Titled 'Unconscious Bias, Diversity, Inclusion & ESG: Investors' Expectations & Board's Role in it All', the panel discussion explored the steps organisations can take to open themselves to be more diverse, including challenging bias, and how investor demands are forcing the pace of change.
"Institutional investors expect diversity and inclusion at all levels and if they don't see it, it raises the obvious question of why it isn't happening," said David Salmon, president of Laurel Hill Advisory Group.
"From a regulatory perspective, the Canadian Business Corporations Act is expanding to diversity from gender to include visible minorities, people with disabilities and aboriginal people. The trend is to go beyond one and done. Many institutional investors seek a minimum three, or 30%, women on boards to achieve critical mass and if it is not achieved or not defined how it will be achieved, they will withhold voting."
Jill Nelson, a professional recruiter and owner at Brooks & Nelson, said the goal was to make the unconscious conscious so people were self-aware of their unconscious bias and could therefore take steps to mitigate its potentially negative effects.
"Unconscious bias can create certain barriers and prevents people working together efficiently," she said.
"It is fundamentally a lack of trust which manifests itself through micro aggressions that have a major impact on someone else. As a result, companies end up settling for good enough rather than best results."
For Resa Furey, marketing and business development at Stantec, the key is cultivating behaviours which make people feel they are welcome in a group so they can contribute fully to workplace success. "You want to bring your whole self to work, not an edited version. No one wants to go to work and feel like an outsider. [In an inclusive environment] people will be more productive and much more likely to stay," she said.

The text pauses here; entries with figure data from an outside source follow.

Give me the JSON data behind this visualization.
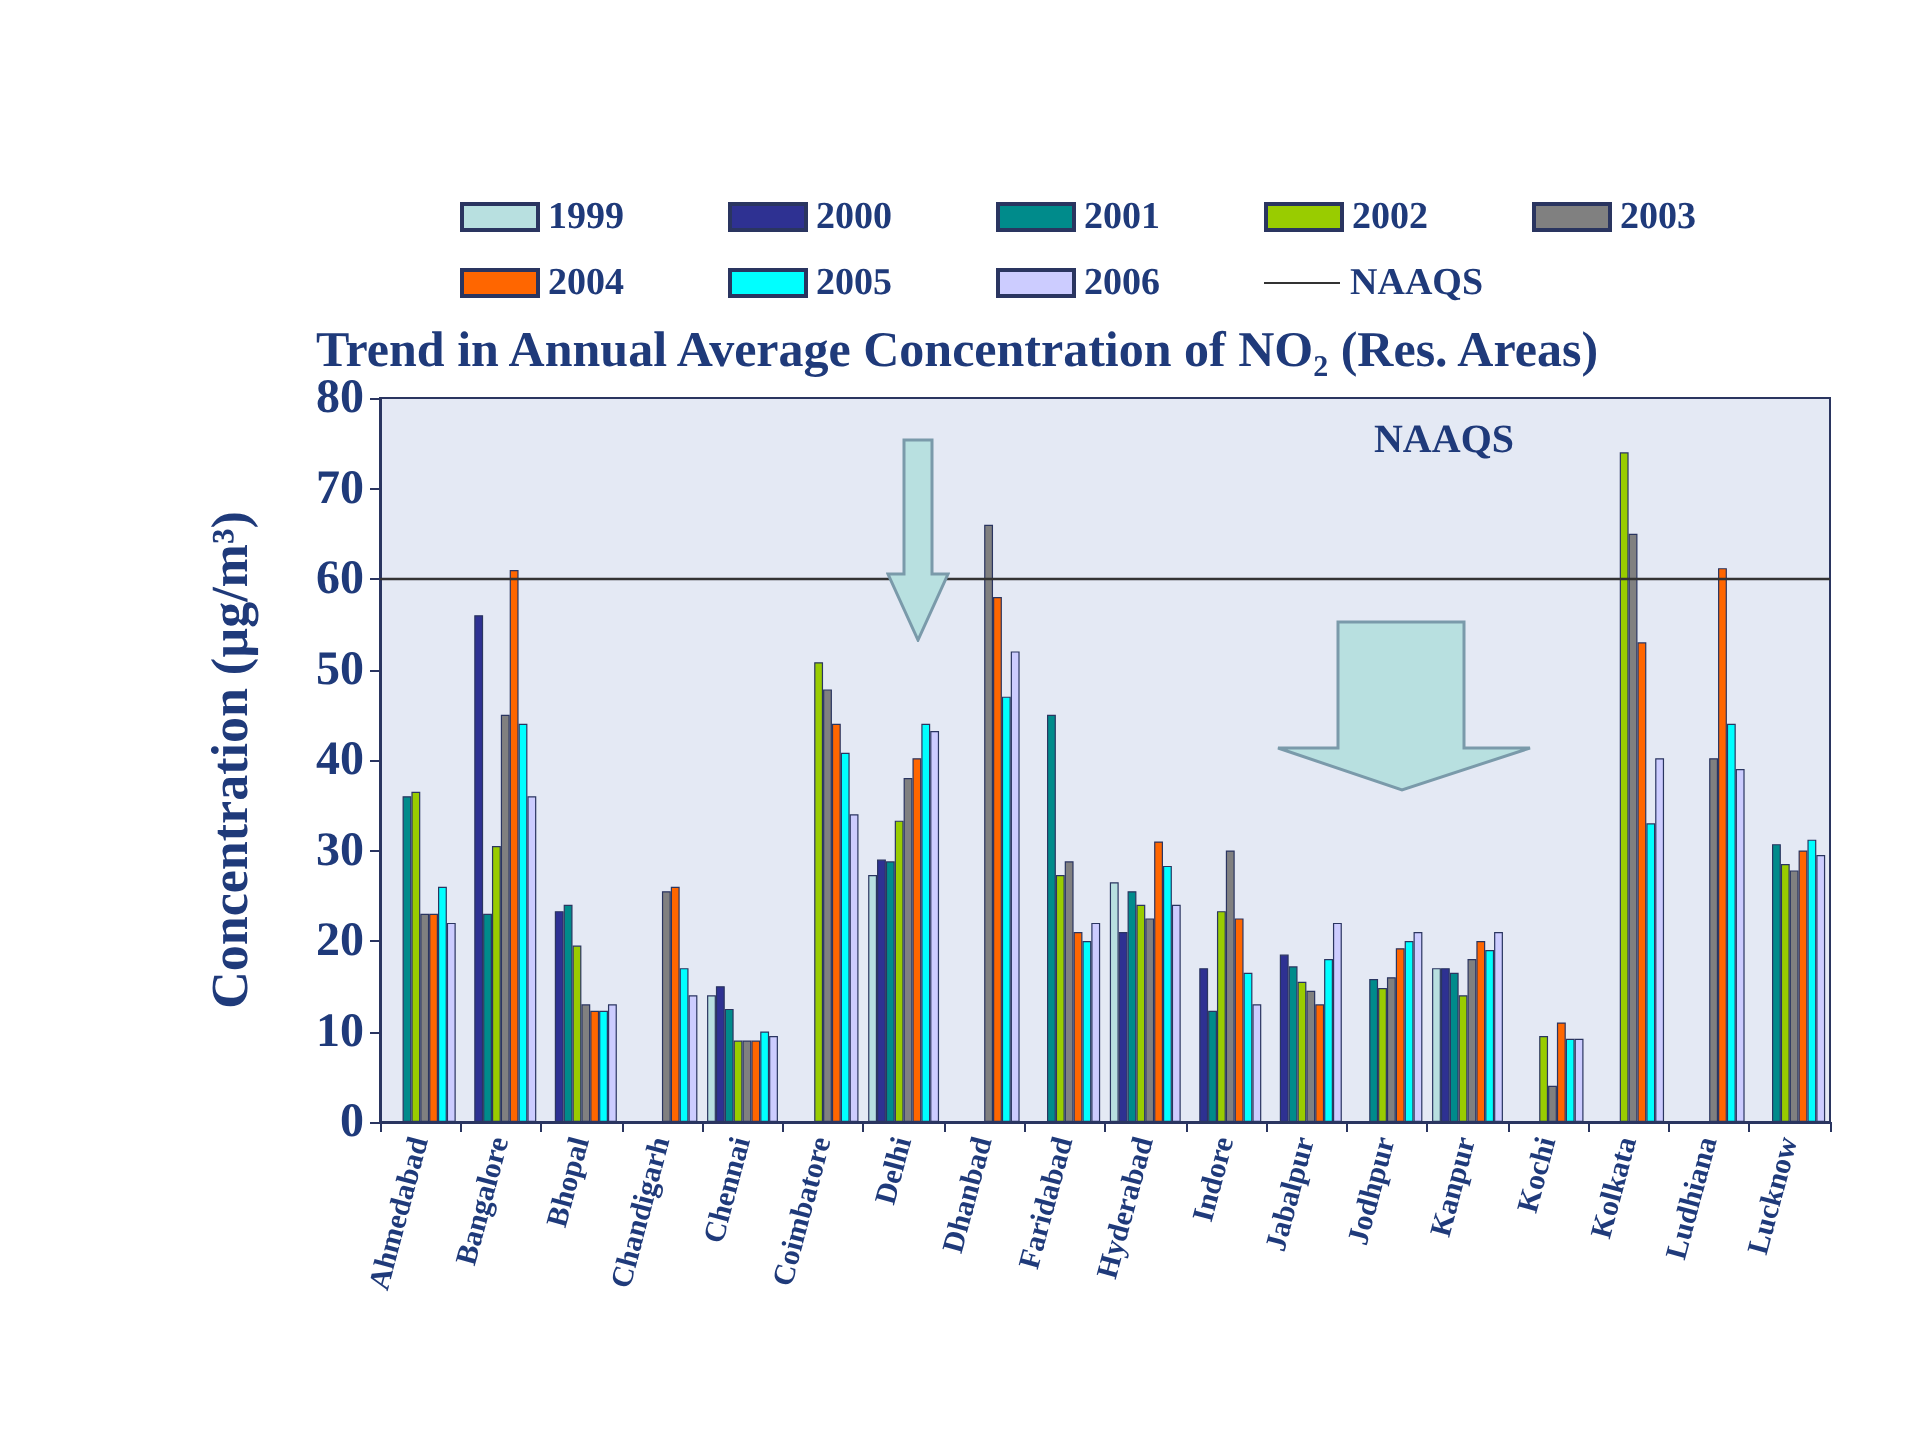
{
  "chart_data": {
    "type": "bar",
    "title": "Trend in Annual Average Concentration of NO₂ (Res. Areas)",
    "ylabel": "Concentration (µg/m³)",
    "categories": [
      "Ahmedabad",
      "Bangalore",
      "Bhopal",
      "Chandigarh",
      "Chennai",
      "Coimbatore",
      "Delhi",
      "Dhanbad",
      "Faridabad",
      "Hyderabad",
      "Indore",
      "Jabalpur",
      "Jodhpur",
      "Kanpur",
      "Kochi",
      "Kolkata",
      "Ludhiana",
      "Lucknow"
    ],
    "series": [
      {
        "name": "1999",
        "color": "#b8e0e0",
        "values": [
          null,
          null,
          null,
          null,
          14,
          null,
          27.3,
          null,
          null,
          26.5,
          null,
          null,
          null,
          17,
          null,
          null,
          null,
          null
        ]
      },
      {
        "name": "2000",
        "color": "#2e3192",
        "values": [
          null,
          56,
          23.3,
          null,
          15,
          null,
          29,
          null,
          null,
          21,
          17,
          18.5,
          null,
          17,
          null,
          null,
          null,
          null
        ]
      },
      {
        "name": "2001",
        "color": "#008b8b",
        "values": [
          36,
          23,
          24,
          null,
          12.5,
          null,
          28.8,
          null,
          45,
          25.5,
          12.3,
          17.2,
          15.8,
          16.5,
          null,
          null,
          null,
          30.7
        ]
      },
      {
        "name": "2002",
        "color": "#99cc00",
        "values": [
          36.5,
          30.5,
          19.5,
          null,
          9,
          50.8,
          33.3,
          null,
          27.3,
          24,
          23.3,
          15.5,
          14.8,
          14,
          9.5,
          74,
          null,
          28.5
        ]
      },
      {
        "name": "2003",
        "color": "#808080",
        "values": [
          23,
          45,
          13,
          25.5,
          9,
          47.8,
          38,
          66,
          28.8,
          22.5,
          30,
          14.5,
          16,
          18,
          4,
          65,
          40.2,
          27.8
        ]
      },
      {
        "name": "2004",
        "color": "#ff6600",
        "values": [
          23,
          61,
          12.3,
          26,
          9,
          44,
          40.2,
          58,
          21,
          31,
          22.5,
          13,
          19.2,
          20,
          11,
          53,
          61.2,
          30
        ]
      },
      {
        "name": "2005",
        "color": "#00ffff",
        "values": [
          26,
          44,
          12.3,
          17,
          10,
          40.8,
          44,
          47,
          20,
          28.3,
          16.5,
          18,
          20,
          19,
          9.2,
          33,
          44,
          31.2
        ]
      },
      {
        "name": "2006",
        "color": "#ccccff",
        "values": [
          22,
          36,
          13,
          14,
          9.5,
          34,
          43.2,
          52,
          22,
          24,
          13,
          22,
          21,
          21,
          9.2,
          40.2,
          39,
          29.5
        ]
      }
    ],
    "ref_lines": [
      {
        "axis": "y",
        "value": 60,
        "label": "NAAQS",
        "color": "#333333"
      }
    ],
    "annotations": [
      "NAAQS"
    ],
    "ylim": [
      0,
      80
    ],
    "yticks": [
      0,
      10,
      20,
      30,
      40,
      50,
      60,
      70,
      80
    ],
    "legend": "top",
    "grid": false
  }
}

For smaller companies such as junior explorers which may not have human resource professionals, creating an inclusive environment and improve diversity requires leadership from senior management and the board.
"Leaders need to be self-aware to stop and think to ensure decisions are based on facts and evidence," said Nelson.
"They need to be openminded to what diversity can bring to the table, change processes and systems and anticipate where bias may impact decisions. Write good job descriptions that get rid of gendered language and limit the list of qualities to those that are absolutely necessary as women will not apply for a job unless they tick all the boxes.
"Avoid asking salary history as if the candidate is underpaid you are perpetuating that inequality."